冬奴在服侍安永穿好喪服之後,見自家公子只顧恹恹出神,便忍不住多嘴問道:“公子,現在大小姐的靈堂上正在行朝哭奠,朝食後您要不要去看一眼?”

安永聽了冬奴的話後暗自心想,自己雖與崔府的大小姐毫無感情,但是自己已借用了崔永安這具身體,那麽道義上她就是自己的親妹妹,作為禮節也應該去祭拜,于是便對冬奴點了點頭。

冬奴見公子答應了,便立刻伺候安永吃早餐。因為安永沒法咀嚼食物,早餐準備的是流質的鲫魚羹,冬奴一邊奉食一邊對安永解釋道:“這鲫魚羹是夫人吩咐準備的,夫人說公子您需要補身,就不用為大小姐守禮減食了。”

安永聽不大懂冬奴的意思,索性任由他安排。

早餐後安永走出內庭,留意到冬奴牽來的羊車也被換上了缟素裝飾,就明白自己遇上的葬禮是一場猝然而至的變故,以致整座崔府都措手不及,直到今天才将治喪的用具準備整齊。他坐着羊車前往崔府大小姐生前居住的院落,一座屬于這個時代的名媛千金的深閨——庭院藏在崔府深處,精致典雅的花園裏豎着秋千架,豢養的白兔和走禽此刻已被關在了竹蔭下的漆籠裏,正驚恐地望着院中來來往往的陌生人。

安永下車走進內庭時,便已聽見靈堂中傳出隐隐的哭聲。他脫鞋登堂,第一眼就看見堂前用竹竿挑着一面白色的長幡,上面寫着“崔神愛之柩”五個字。
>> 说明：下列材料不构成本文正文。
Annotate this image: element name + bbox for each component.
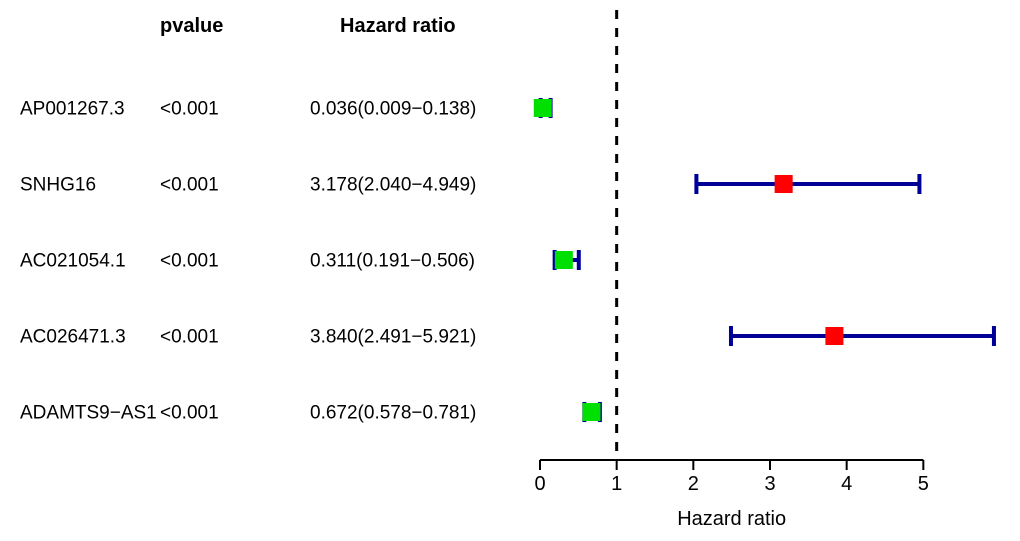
row-pvalue: <0.001 — [160, 251, 219, 272]
row-pvalue: <0.001 — [160, 99, 219, 120]
x-axis-tick-label: 0 — [534, 473, 545, 495]
header-hazard-ratio: Hazard ratio — [340, 15, 456, 37]
row-hr-text: 3.178(2.040−4.949) — [310, 175, 476, 196]
x-axis-tick-label: 1 — [611, 473, 622, 495]
hr-marker — [775, 175, 793, 193]
row-name: SNHG16 — [20, 175, 96, 196]
row-pvalue: <0.001 — [160, 403, 219, 424]
x-axis-tick-label: 2 — [688, 473, 699, 495]
row-pvalue: <0.001 — [160, 327, 219, 348]
x-axis-tick-label: 5 — [918, 473, 929, 495]
header-pvalue: pvalue — [160, 15, 223, 37]
row-name: AC026471.3 — [20, 327, 126, 348]
row-name: AC021054.1 — [20, 251, 126, 272]
row-hr-text: 0.036(0.009−0.138) — [310, 99, 476, 120]
x-axis-label: Hazard ratio — [677, 508, 786, 530]
hr-marker — [555, 251, 573, 269]
row-pvalue: <0.001 — [160, 175, 219, 196]
forest-plot: pvalue Hazard ratio AP001267.3 <0.001 0.036(… — [0, 0, 1020, 541]
row-hr-text: 0.311(0.191−0.506) — [310, 251, 475, 272]
row-name: ADAMTS9−AS1 — [20, 403, 157, 424]
row-name: AP001267.3 — [20, 99, 125, 120]
x-axis-tick-label: 4 — [841, 473, 852, 495]
hr-marker — [825, 327, 843, 345]
row-hr-text: 3.840(2.491−5.921) — [310, 327, 476, 348]
hr-marker — [534, 99, 552, 117]
row-hr-text: 0.672(0.578−0.781) — [310, 403, 476, 424]
hr-marker — [583, 403, 601, 421]
x-axis-tick-label: 3 — [764, 473, 775, 495]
他的母親正在靈堂中主持祭奠,依舊是身姿挺拔、面容肅穆,在一片恸哭的人群中顯得尤為突出。

安永不知道這個時代的母子之禮,因此只能垂着眼低下頭,默默走到母親跟前停下。

崔夫人見安永進入靈堂後,直直走到自己面前都仍未行禮,劃着歲月印跡的眉頭只是牽動了一下,卻沒有作聲。她清楚兒子受的委屈,做母親的,哪有不心疼自己兒子的呢?她看着兒子病後消瘦的身體、蒼白的氣色還有緊攏的雙眉,想到他昨夜歸府時鬧出的動靜,哪還忍心再斥責他的任性失禮?

“來吧,去見你妹妹最後一眼,後天她就要下葬了。”崔夫人一邊對安永說着,一邊牽起他的手,将他引到靈柩前。當安永看清棺中躺着的少女時,他一直低落的情緒瞬間降得更低——棺中的少女不過十六七歲,因死亡而青紫變形的臉仍能看出清秀,可想而知生前一定是個明豔動人的姑娘。這樣的姑娘會因何而死?安永盯着少女脖子上深深的勒痕,一顆心寒得令他渾身發顫。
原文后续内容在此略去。